I agree with the personal connection aspect, though I do think it can be flexible. I often don’t meet guests - schedules are chaotic, and guests often prefer a little privacy (I know I do).
BUT I do have a photo of myself and my dog in the listing photos, “The stoop is a great spot to have coffee and meet neighbors! The host and her dog live downstairs, but you may catch them on their way back from a walk.”
That way guests know I’m around, available, and I’m easily spotted on the street or backyard since my pup is often with me. I also offer a few things (wine, maple syrup) that my partner and I make, which is fun but also a “Hey there! We live here! We are real people! We won’t bother you but also please be kind!”

This looks great! I agree with above comments that it wouldn’t feel quite right to dock them on noise levels if you hadn’t reached out with a soft correction. BUT I also know that I myself can be shy about correcting guests - it’s their vacation, I don’t want to bother them, and I can handle it.
Your review is helpful - it’s clear but kind.

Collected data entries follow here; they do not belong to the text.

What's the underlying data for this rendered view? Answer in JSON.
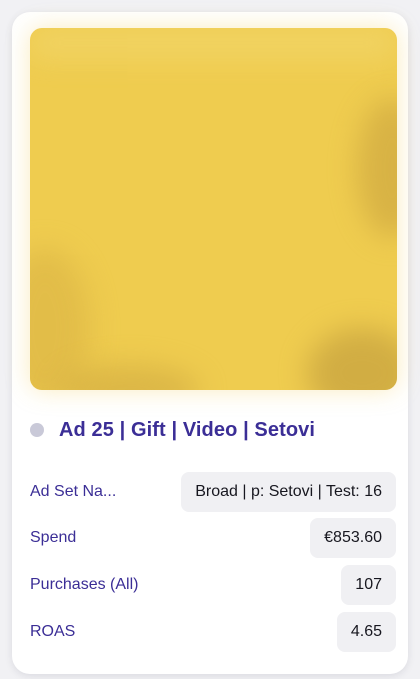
{
  "ad": {
    "title": "Ad 25 | Gift | Video | Setovi",
    "status_color": "#c9c9d8"
  },
  "media": {
    "dominant_color": "#efcc4f"
  },
  "metrics": [
    {
      "label": "Ad Set Na...",
      "value": "Broad | p: Setovi | Test: 16"
    },
    {
      "label": "Spend",
      "value": "€853.60"
    },
    {
      "label": "Purchases (All)",
      "value": "107"
    },
    {
      "label": "ROAS",
      "value": "4.65"
    }
  ],
  "colors": {
    "label": "#3b2e96",
    "value_bg": "#f0f0f3",
    "card_bg": "#ffffff"
  }
}
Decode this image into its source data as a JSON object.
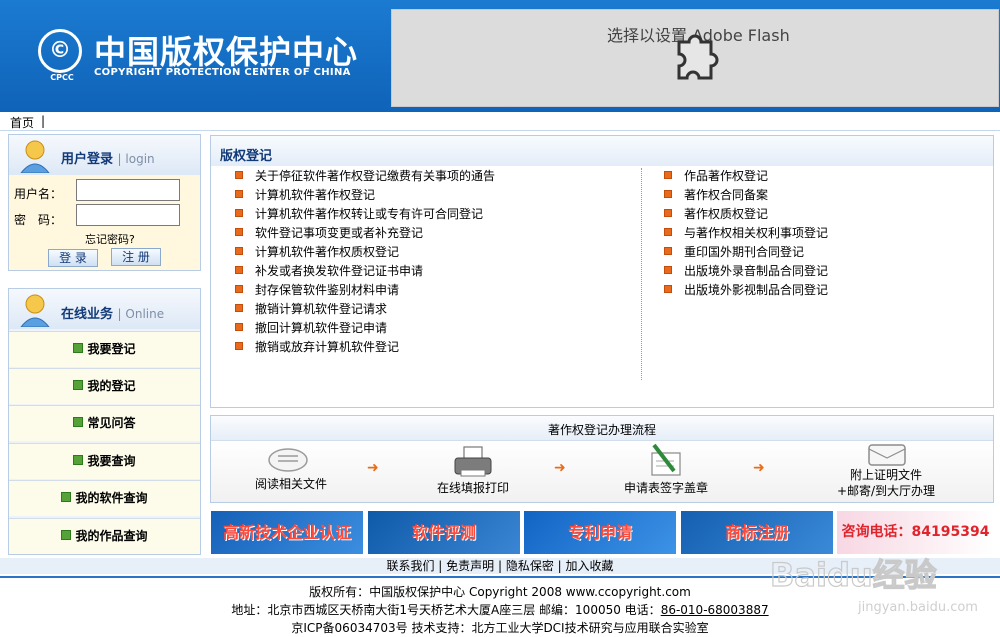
{
  "header": {
    "logo_seal": "©",
    "logo_seal_sub": "CPCC",
    "logo_cn": "中国版权保护中心",
    "logo_en": "COPYRIGHT PROTECTION CENTER OF CHINA",
    "flash_text": "选择以设置 Adobe Flash"
  },
  "nav": {
    "home": "首页",
    "sep": "|"
  },
  "login": {
    "title": "用户登录",
    "title_sub": "login",
    "username_label": "用户名：",
    "password_label": "密　码：",
    "forgot": "忘记密码?",
    "login_btn": "登 录",
    "register_btn": "注 册"
  },
  "online": {
    "title": "在线业务",
    "title_sub": "Online",
    "items": [
      "我要登记",
      "我的登记",
      "常见问答",
      "我要查询",
      "我的软件查询",
      "我的作品查询"
    ]
  },
  "main": {
    "title": "版权登记",
    "left_links": [
      "关于停征软件著作权登记缴费有关事项的通告",
      "计算机软件著作权登记",
      "计算机软件著作权转让或专有许可合同登记",
      "软件登记事项变更或者补充登记",
      "计算机软件著作权质权登记",
      "补发或者换发软件登记证书申请",
      "封存保管软件鉴别材料申请",
      "撤销计算机软件登记请求",
      "撤回计算机软件登记申请",
      "撤销或放弃计算机软件登记"
    ],
    "right_links": [
      "作品著作权登记",
      "著作权合同备案",
      "著作权质权登记",
      "与著作权相关权利事项登记",
      "重印国外期刊合同登记",
      "出版境外录音制品合同登记",
      "出版境外影视制品合同登记"
    ]
  },
  "flow": {
    "title": "著作权登记办理流程",
    "steps": [
      "阅读相关文件",
      "在线填报打印",
      "申请表签字盖章",
      "附上证明文件",
      "+邮寄/到大厅办理"
    ],
    "arrow": "➜"
  },
  "banners": [
    "高新技术企业认证",
    "软件评测",
    "专利申请",
    "商标注册",
    "咨询电话：84195394"
  ],
  "footer": {
    "links": "联系我们 | 免责声明 | 隐私保密 | 加入收藏",
    "copyright": "版权所有：中国版权保护中心 Copyright 2008 www.ccopyright.com",
    "address_prefix": "地址：北京市西城区天桥南大街1号天桥艺术大厦A座三层 邮编：100050 电话：",
    "phone": "86-010-68003887",
    "icp": "京ICP备06034703号 技术支持：北方工业大学DCI技术研究与应用联合实验室"
  },
  "watermark": {
    "brand": "Baidu经验",
    "url": "jingyan.baidu.com"
  },
  "colors": {
    "header_blue": "#0f63b8",
    "title_navy": "#123a78",
    "bullet_orange": "#e86a1a",
    "banner_blue": "#1a5fb4",
    "banner_red": "#e03a2c"
  }
}
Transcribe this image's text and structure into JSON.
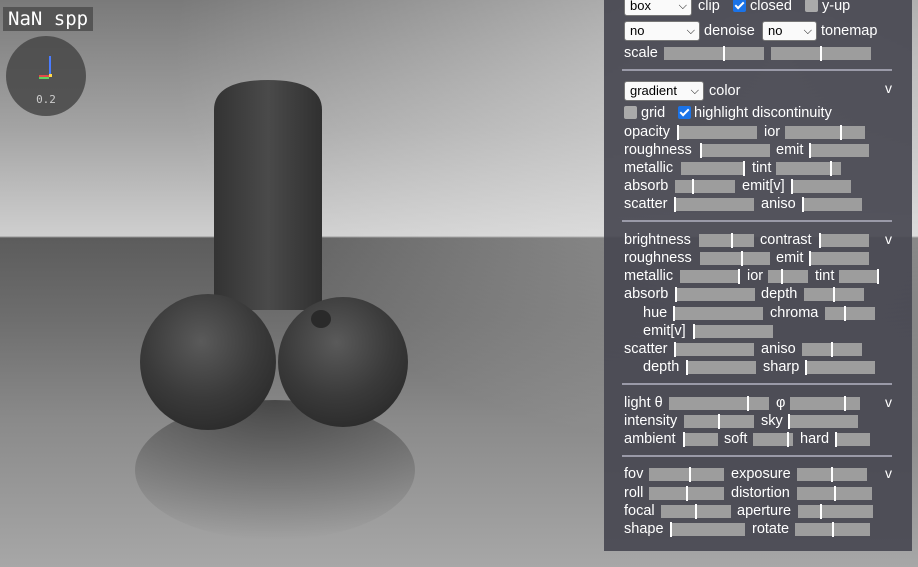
{
  "overlay": {
    "spp_text": "NaN spp",
    "gizmo_value": "0.2"
  },
  "colors": {
    "panel_bg": "#484852",
    "slider_track": "#9d9d9d",
    "checkbox_on": "#1a73e8",
    "axis_x": "#e24a4a",
    "axis_y": "#4a7cff",
    "axis_z": "#ffd84a"
  },
  "panel": {
    "top": {
      "select1": "box",
      "clip": "clip",
      "closed": "closed",
      "closed_checked": true,
      "yup": "y-up",
      "yup_checked": false,
      "denoise_select1": "no",
      "denoise": "denoise",
      "denoise_select2": "no",
      "tonemap": "tonemap",
      "scale": "scale"
    },
    "material": {
      "mode_select": "gradient",
      "color": "color",
      "collapse": "v",
      "grid": "grid",
      "grid_checked": false,
      "highlight": "highlight discontinuity",
      "highlight_checked": true,
      "opacity": "opacity",
      "ior": "ior",
      "roughness": "roughness",
      "emit": "emit",
      "metallic": "metallic",
      "tint": "tint",
      "absorb": "absorb",
      "emit_v": "emit[v]",
      "scatter": "scatter",
      "aniso": "aniso",
      "sliders": {
        "opacity": 0.0,
        "ior": 0.7,
        "roughness": 0.0,
        "emit": 0.0,
        "metallic": 1.0,
        "tint": 0.85,
        "absorb": 0.3,
        "emit_v": 0.0,
        "scatter": 0.0,
        "aniso": 0.0
      }
    },
    "background": {
      "brightness": "brightness",
      "contrast": "contrast",
      "collapse": "v",
      "roughness": "roughness",
      "emit": "emit",
      "metallic": "metallic",
      "ior": "ior",
      "tint": "tint",
      "absorb": "absorb",
      "depth": "depth",
      "hue": "hue",
      "chroma": "chroma",
      "emit_v": "emit[v]",
      "scatter": "scatter",
      "aniso": "aniso",
      "depth2": "depth",
      "sharp": "sharp",
      "sliders": {
        "brightness": 0.6,
        "contrast": 0.0,
        "roughness": 0.6,
        "emit": 0.0,
        "metallic": 1.0,
        "ior": 0.35,
        "tint": 1.0,
        "absorb": 0.0,
        "depth": 0.5,
        "hue": 0.0,
        "chroma": 0.4,
        "emit_v": 0.0,
        "scatter": 0.0,
        "aniso": 0.5,
        "depth2": 0.0,
        "sharp": 0.0
      }
    },
    "light": {
      "light": "light θ",
      "phi": "φ",
      "collapse": "v",
      "intensity": "intensity",
      "sky": "sky",
      "ambient": "ambient",
      "soft": "soft",
      "hard": "hard",
      "sliders": {
        "light": 0.8,
        "phi": 0.8,
        "intensity": 0.5,
        "sky": 0.0,
        "ambient": 0.0,
        "soft": 0.9,
        "hard": 0.0
      }
    },
    "camera": {
      "fov": "fov",
      "exposure": "exposure",
      "collapse": "v",
      "roll": "roll",
      "distortion": "distortion",
      "focal": "focal",
      "aperture": "aperture",
      "shape": "shape",
      "rotate": "rotate",
      "sliders": {
        "fov": 0.55,
        "exposure": 0.5,
        "roll": 0.5,
        "distortion": 0.5,
        "focal": 0.5,
        "aperture": 0.3,
        "shape": 0.0,
        "rotate": 0.5
      }
    }
  }
}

I often will pull that tone in my own reviews, “Guests checked out late, but I believe this was a result of a late evening arrival and not disrespect or carelessness. We would absolutely recommend them and believe that they will be more thoughtful in the future!”

1 Like

I would let it go. It won’t happen often.

In this case, I would try to be understanding as the parents might be pretty sleep deprived. Trash is easily tossed out and the place in good shape.

However, you might reconsider allowing children under 2. We don’t allow infants, for this reason and several others.

This is perfect. I sometimes say things like that which indicate the potential for problematic behavior at a different sort of listing.

For example, “This guest’s dog whine and barks for the first 15 minutes when left alone. That wasn’t a problem at all here because I have many dogs but hosts for whom this would be an issue should be aware.” Also if that were left in a review and the guest had claimed the dog was a service dog it would be a red flag because the ESAs and service dogs are required by Airbnb to be with their owners at all times. I had a “support animal” here recently and saw a review from a month ago where the host said there were some issues when the dog was left alone. So I made sure to mention to the guests that “since it’s blah, blah blah” and they didn’t leave the dog here alone when they went out. Thank you to that honest review CA host!